My single largest portfolio holding for years has been SSR Mining (NASDAQ:SSRM), which looks set to complete a merger of equals with Alacer Gold (OTC:ALIA.F) very soon. The combined entity will be capable of approximately 780,000 gold equivalent ounces (GEO) of output per year, with an expected $450 million in annual free cash flow, through 2022. SSR Mining brings its flagship Marigold mine to the table, but has delivered one record year of output after another from expanding its Seabee mine. Meanwhile, Alacer's Copler mine in Turkey has been a highly efficient, low-cost mine. The new SSR Mining should have about $200 million in net cash, trade for less than 8 times 2021's projected cash flow per share, and be capable of all-in sustaining costs (AISC) of around $900 per GEO.
Also on the gold side of the equation I'm a fan of Kirkland Lake Gold (NYSE:KL). Kirkland Lake has grown via acquisition, and has one of the lowest AISC's in the entire industry. During the first quarter, AISC came in at $776 an ounce, which based on the current spot price for gold would mean a cash operating margin of over $1,000 per ounce. Kirkland Lake's balance sheet also happens to be pristine, with nearly $531 million in cash and cash equivalents and no debt. Further, don't overlook that Kirkland Lake Gold doubled its dividend in the first quarter and repurchased 9.7 million shares for about $330 million.

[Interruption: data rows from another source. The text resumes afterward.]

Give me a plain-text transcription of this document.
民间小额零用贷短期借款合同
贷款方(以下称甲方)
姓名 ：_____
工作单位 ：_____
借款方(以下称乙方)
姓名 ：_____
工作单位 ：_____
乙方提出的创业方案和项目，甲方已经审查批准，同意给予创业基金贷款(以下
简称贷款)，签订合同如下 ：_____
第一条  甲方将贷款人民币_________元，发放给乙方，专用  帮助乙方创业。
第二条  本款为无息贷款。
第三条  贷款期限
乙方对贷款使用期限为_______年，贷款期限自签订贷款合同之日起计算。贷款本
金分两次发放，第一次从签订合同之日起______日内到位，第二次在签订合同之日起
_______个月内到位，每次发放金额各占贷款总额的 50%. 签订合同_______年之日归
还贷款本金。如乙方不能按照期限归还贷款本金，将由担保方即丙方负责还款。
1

As for silver exposure, First Majestic Silver (NYSE:AG) is potentially the smart way to go. No mining stock generates more of its total revenue from silver than First Majestic – it ranges between 60% and 70% of total sales. Higher silver prices would allow the company to take a handful of its mines off of care and maintenance and put them back into production, while also boosting cash flow from the company's three operational mines in Mexico. Following multiple years of disappointments on the production front, 2021 and beyond should yield significant improvements in cash flow and profitability for First Majestic Silver.